My middle child has a birthday this month. Happy Birthday, Johnny.
The last time I saw Johnny was when he was about sixteen. Now he's in his thirties.
The child-parent estrangement phenomenon, prevalent almost exclusively in the West, is called Parental Alienation Syndrome (PAS), where one parent, most often the woman, abuses a child by overbearing his or her will as a tender-minded minor, in effect brainwashing him or her against the other parent, and it typically comes to the forefront during a divorce where the manipulating parent suborns the will of a young child for her own short-term benefit (although the effects can, as in the case of Johnny, last decades or forever), abetted by her superior custodial grant of time alone with the child thanks to our mother-knows-best inclined domestic law courts (in my case, I had Johnny and his sibling 19% of the time versus 81% of the time granted to their mother). My divorce from Sharon Rogers Lightbourne was a doozy, lasting about half a decade and costing me at least a quarter-million dollars, my entire legacy (the litigation stopped only when there was no longer any money her unholy battery of divorce lawyers could rip and tear from my eviscerated estate) and although I still mourn the extrajudicial loss of my three children to this, in my opinion, to this covert narcissist, I don't rue one bit getting free of this woman who is, in my opinion, a totally self-centered, deviously manipulative and deceptively controlling adult female who preys upon innocent children along with her coterie of paid mercenary "professionals" to ruin their lives in pursuit of her selfish goals.

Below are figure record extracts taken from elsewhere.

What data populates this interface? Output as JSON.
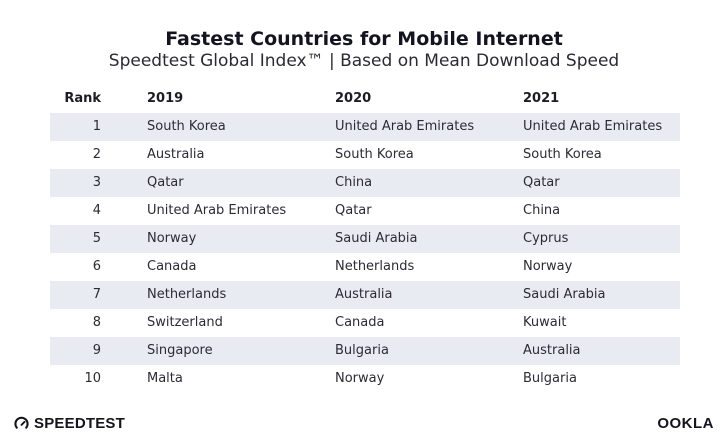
{
  "header": {
    "title": "Fastest Countries for Mobile Internet",
    "subtitle": "Speedtest Global Index™ | Based on Mean Download Speed"
  },
  "table": {
    "columns": [
      "Rank",
      "2019",
      "2020",
      "2021"
    ],
    "rows": [
      {
        "rank": "1",
        "y2019": "South Korea",
        "y2020": "United Arab Emirates",
        "y2021": "United Arab Emirates"
      },
      {
        "rank": "2",
        "y2019": "Australia",
        "y2020": "South Korea",
        "y2021": "South Korea"
      },
      {
        "rank": "3",
        "y2019": "Qatar",
        "y2020": "China",
        "y2021": "Qatar"
      },
      {
        "rank": "4",
        "y2019": "United Arab Emirates",
        "y2020": "Qatar",
        "y2021": "China"
      },
      {
        "rank": "5",
        "y2019": "Norway",
        "y2020": "Saudi Arabia",
        "y2021": "Cyprus"
      },
      {
        "rank": "6",
        "y2019": "Canada",
        "y2020": "Netherlands",
        "y2021": "Norway"
      },
      {
        "rank": "7",
        "y2019": "Netherlands",
        "y2020": "Australia",
        "y2021": "Saudi Arabia"
      },
      {
        "rank": "8",
        "y2019": "Switzerland",
        "y2020": "Canada",
        "y2021": "Kuwait"
      },
      {
        "rank": "9",
        "y2019": "Singapore",
        "y2020": "Bulgaria",
        "y2021": "Australia"
      },
      {
        "rank": "10",
        "y2019": "Malta",
        "y2020": "Norway",
        "y2021": "Bulgaria"
      }
    ]
  },
  "footer": {
    "left_brand": "SPEEDTEST",
    "right_brand": "OOKLA"
  },
  "colors": {
    "row_shade": "#e9ebf3",
    "text": "#1c1c24"
  },
  "icons": {
    "left_logo": "speedtest-gauge-icon"
  }
}
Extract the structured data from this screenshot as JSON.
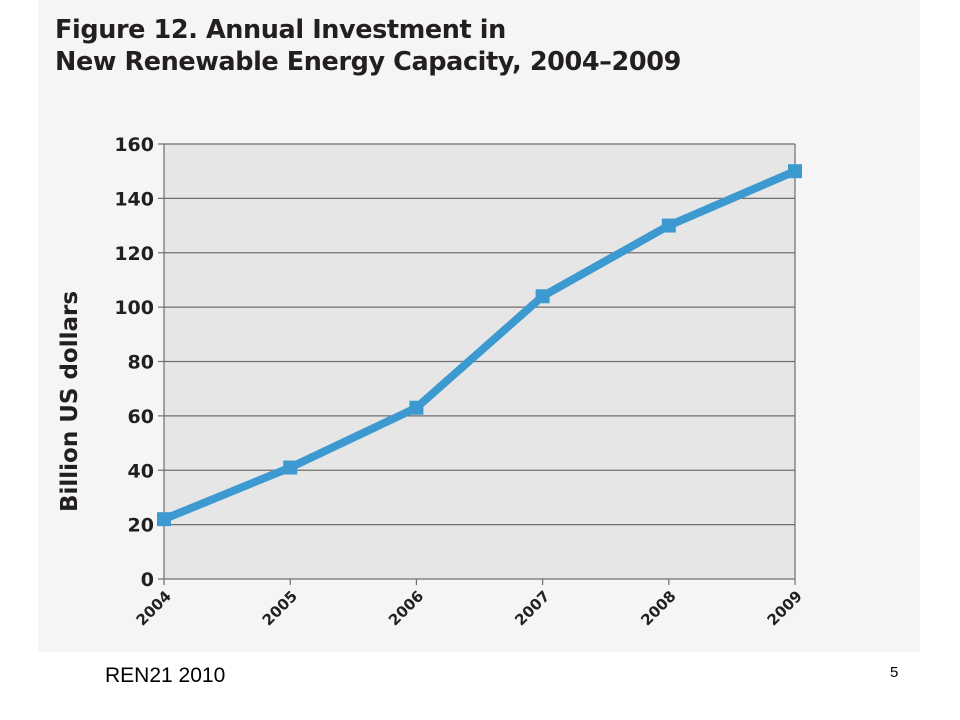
{
  "page": {
    "source": "REN21 2010",
    "page_number": "5"
  },
  "colors": {
    "line": "#3d9ad1",
    "plot_bg": "#e6e6e7",
    "grid": "#6f6f6f",
    "text": "#231f20"
  },
  "chart_data": {
    "type": "line",
    "title_lines": [
      "Figure 12. Annual Investment in",
      "New Renewable Energy Capacity, 2004–2009"
    ],
    "xlabel": "",
    "ylabel": "Billion US dollars",
    "categories": [
      "2004",
      "2005",
      "2006",
      "2007",
      "2008",
      "2009"
    ],
    "series": [
      {
        "values": [
          22,
          41,
          63,
          104,
          130,
          150
        ]
      }
    ],
    "ylim": [
      0,
      160
    ],
    "yticks": [
      0,
      20,
      40,
      60,
      80,
      100,
      120,
      140,
      160
    ],
    "grid": true,
    "legend": "none"
  }
}
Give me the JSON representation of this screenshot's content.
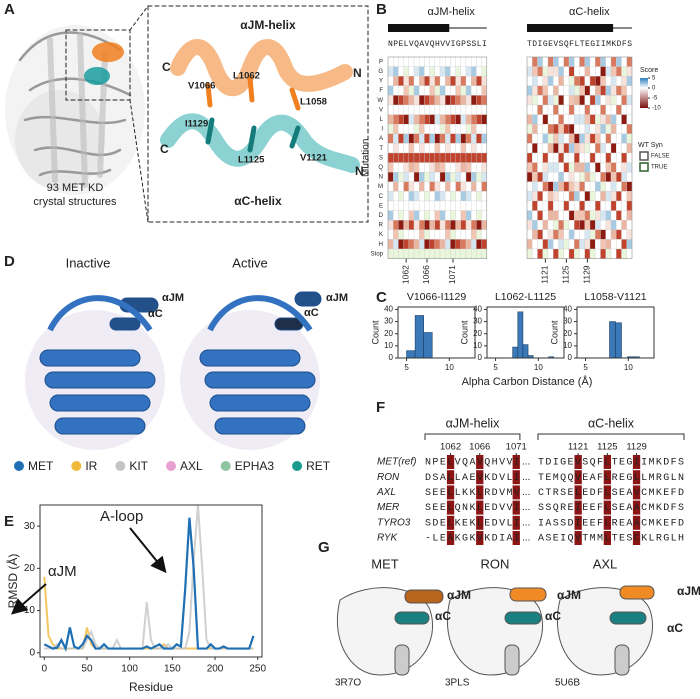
{
  "A": {
    "label": "A",
    "caption_lines": [
      "93 MET KD",
      "crystal structures"
    ],
    "inset": {
      "jm": "αJM-helix",
      "c": "αC-helix",
      "residues": [
        "V1066",
        "L1062",
        "L1058",
        "I1129",
        "L1125",
        "V1121"
      ],
      "termini": [
        "C",
        "N",
        "C",
        "N"
      ]
    }
  },
  "B": {
    "label": "B",
    "jm": {
      "title": "αJM-helix",
      "sequence": "NPELVQAVQHVVIGPSSLI",
      "xticks": [
        1062,
        1066,
        1071
      ]
    },
    "c": {
      "title": "αC-helix",
      "sequence": "TDIGEVSQFLTEGIIMKDFS",
      "xticks": [
        1121,
        1125,
        1129
      ]
    },
    "ylabel": "Mutation",
    "mutations": [
      "P",
      "G",
      "Y",
      "F",
      "W",
      "V",
      "L",
      "I",
      "A",
      "T",
      "S",
      "Q",
      "N",
      "M",
      "C",
      "E",
      "D",
      "R",
      "K",
      "H",
      "Stop"
    ],
    "legend": {
      "title": "Score",
      "ticks": [
        5,
        0,
        -5,
        -10
      ],
      "syn_title": "WT Syn",
      "syn": [
        "FALSE",
        "TRUE"
      ]
    }
  },
  "C": {
    "label": "C",
    "xlabel": "Alpha Carbon Distance (Å)",
    "ylabel": "Count",
    "charts": [
      {
        "type": "histogram",
        "title": "V1066-I1129",
        "bins": [
          5,
          6,
          7,
          8
        ],
        "counts": [
          6,
          35,
          21
        ],
        "xlim": [
          4,
          13
        ],
        "xticks": [
          5,
          10
        ],
        "ylim": [
          0,
          42
        ],
        "yticks": [
          0,
          10,
          20,
          30,
          40
        ],
        "color": "#3a78b8"
      },
      {
        "type": "histogram",
        "title": "L1062-L1125",
        "bins": [
          7,
          7.6,
          8.2,
          8.8,
          9.4,
          10,
          10.6,
          11.2,
          11.8
        ],
        "counts": [
          9,
          38,
          11,
          2,
          0,
          0,
          0,
          1
        ],
        "xlim": [
          4,
          13
        ],
        "xticks": [
          5,
          10
        ],
        "ylim": [
          0,
          42
        ],
        "yticks": [
          0,
          10,
          20,
          30,
          40
        ],
        "color": "#3a78b8"
      },
      {
        "type": "histogram",
        "title": "L1058-V1121",
        "bins": [
          7.8,
          8.5,
          9.2,
          9.9,
          10.6,
          11.3
        ],
        "counts": [
          30,
          29,
          0,
          1,
          1
        ],
        "xlim": [
          4,
          13
        ],
        "xticks": [
          5,
          10
        ],
        "ylim": [
          0,
          42
        ],
        "yticks": [
          0,
          10,
          20,
          30,
          40
        ],
        "color": "#3a78b8"
      }
    ]
  },
  "D": {
    "label": "D",
    "titles": [
      "Inactive",
      "Active"
    ],
    "helix_labels": [
      "αJM",
      "αC"
    ],
    "legend": [
      {
        "name": "MET",
        "color": "#1f6fb4"
      },
      {
        "name": "IR",
        "color": "#f0b93c"
      },
      {
        "name": "KIT",
        "color": "#c4c4c4"
      },
      {
        "name": "AXL",
        "color": "#e8a0d0"
      },
      {
        "name": "EPHA3",
        "color": "#8fc4a0"
      },
      {
        "name": "RET",
        "color": "#1a9c8c"
      }
    ]
  },
  "E": {
    "label": "E",
    "chart": {
      "type": "line",
      "xlabel": "Residue",
      "ylabel": "RMSD (Å)",
      "x": [
        0,
        5,
        10,
        15,
        20,
        25,
        30,
        35,
        40,
        45,
        50,
        55,
        60,
        65,
        70,
        75,
        80,
        85,
        90,
        95,
        100,
        105,
        110,
        115,
        120,
        125,
        130,
        135,
        140,
        145,
        150,
        155,
        160,
        165,
        170,
        175,
        180,
        185,
        190,
        195,
        200,
        205,
        210,
        215,
        220,
        225,
        230,
        235,
        240,
        245
      ],
      "series": [
        {
          "color": "#f0b93c",
          "values": [
            18,
            4,
            2,
            1,
            1,
            1,
            1,
            1,
            1,
            1,
            6,
            2,
            1,
            1,
            1,
            1,
            1,
            1,
            1,
            1,
            1,
            1,
            1,
            1,
            1,
            1,
            1,
            1,
            2,
            1,
            1,
            1,
            1,
            1,
            1,
            1,
            1,
            1,
            1,
            1,
            1,
            1,
            1,
            1,
            1,
            1,
            1,
            1,
            1,
            1
          ]
        },
        {
          "color": "#c4c4c4",
          "values": [
            1,
            1,
            1,
            2,
            1,
            1,
            1,
            1,
            1,
            1,
            3,
            5,
            2,
            1,
            1,
            1,
            1,
            3,
            1,
            1,
            1,
            1,
            1,
            1,
            12,
            3,
            1,
            1,
            1,
            2,
            1,
            1,
            1,
            1,
            5,
            22,
            35,
            20,
            3,
            1,
            1,
            1,
            1,
            1,
            1,
            1,
            1,
            1,
            1,
            1
          ]
        },
        {
          "color": "#1f6fb4",
          "values": [
            2,
            1.5,
            1,
            1.2,
            3,
            1,
            6,
            1.5,
            1,
            2,
            4,
            3,
            1,
            1,
            2,
            1,
            1,
            1,
            1,
            1,
            1,
            1,
            1,
            1,
            1.5,
            1,
            1.5,
            2,
            1,
            1,
            1,
            2,
            1.5,
            15,
            32,
            20,
            1,
            1,
            1,
            2,
            1,
            1,
            1.5,
            1,
            1,
            1,
            1,
            1,
            1,
            4
          ]
        }
      ],
      "xlim": [
        -5,
        255
      ],
      "ylim": [
        -1,
        35
      ],
      "xticks": [
        0,
        50,
        100,
        150,
        200,
        250
      ],
      "yticks": [
        0,
        10,
        20,
        30
      ],
      "annotations": [
        "αJM",
        "A-loop"
      ]
    }
  },
  "F": {
    "label": "F",
    "headers": [
      "αJM-helix",
      "αC-helix"
    ],
    "numbers": [
      1062,
      1066,
      1071,
      1121,
      1125,
      1129
    ],
    "gap": "...",
    "rows": [
      {
        "name": "MET(ref)",
        "jm": "NPELVQAVQHVVI",
        "c": "TDIGEVSQFLTEGIIMKDFS"
      },
      {
        "name": "RON",
        "jm": "DSALLAEVKDVLI",
        "c": "TEMQQVEAFLREGLLMRGLN"
      },
      {
        "name": "AXL",
        "jm": "SEELLKKLRDVMV",
        "c": "CTRSELEDFLSEAVCMKEFD"
      },
      {
        "name": "MER",
        "jm": "SEELQNKLEDVVI",
        "c": "SSQREIEEFLSEAACMKDFS"
      },
      {
        "name": "TYRO3",
        "jm": "SDELKEKLEDVLI",
        "c": "IASSDIEEFLREAACMKEFD"
      },
      {
        "name": "RYK",
        "jm": "-LEAKGKVKDIAI",
        "c": "ASEIQVTMMLTESCKLRGLH"
      }
    ],
    "highlight_jm": [
      3,
      7,
      12
    ],
    "highlight_c": [
      5,
      9,
      13
    ]
  },
  "G": {
    "label": "G",
    "helix_labels": [
      "αJM",
      "αC"
    ],
    "structures": [
      {
        "name": "MET",
        "pdb": "3R7O"
      },
      {
        "name": "RON",
        "pdb": "3PLS"
      },
      {
        "name": "AXL",
        "pdb": "5U6B"
      }
    ]
  }
}
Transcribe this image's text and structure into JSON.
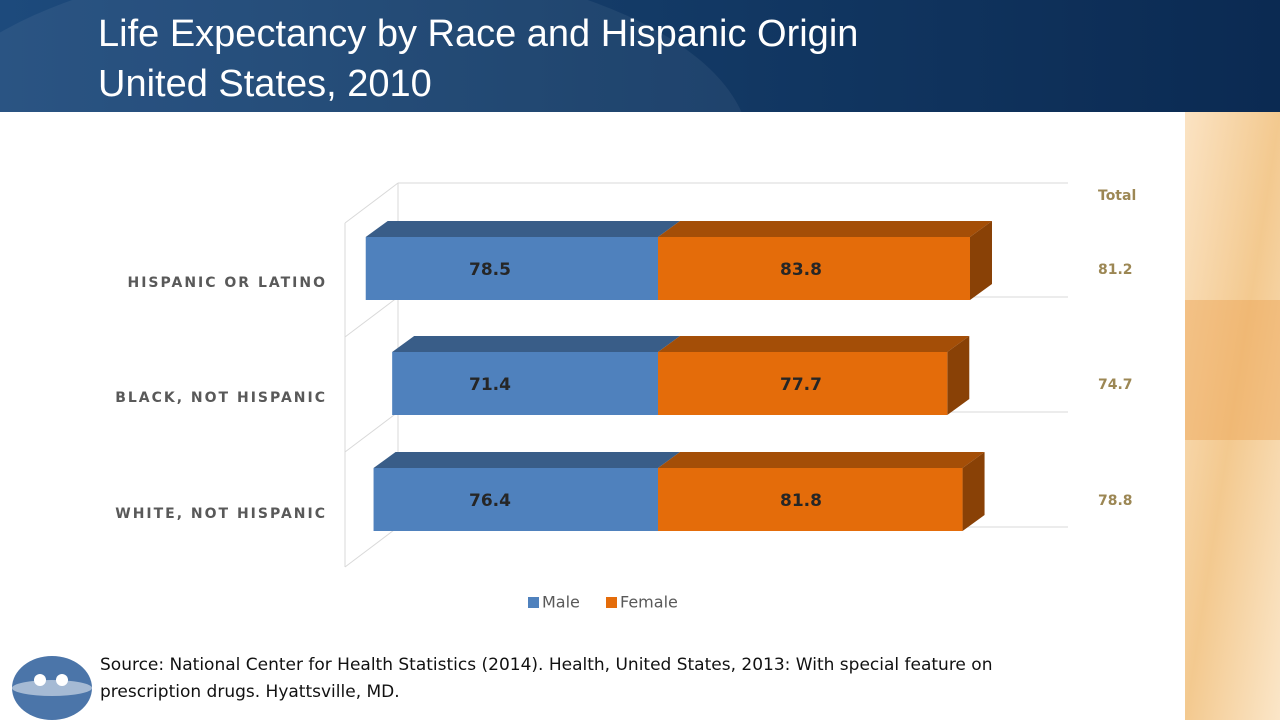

The last time I had any communication from the lad was when he wrote to me upon his graduation from high school asking me to provide full funding for his four years of college tuition and all university fees, which I did, with nary a word of thanks afterwards. I stumbled on-line across a 2016 voter registration listing for him in a Seattle precinct, so I am glad that he alone of my three sons was able to break free of his, in my opinion, destructively dominating mother and move as far away from her as possible, as she lives across the country from him on the East Coast with her second husband.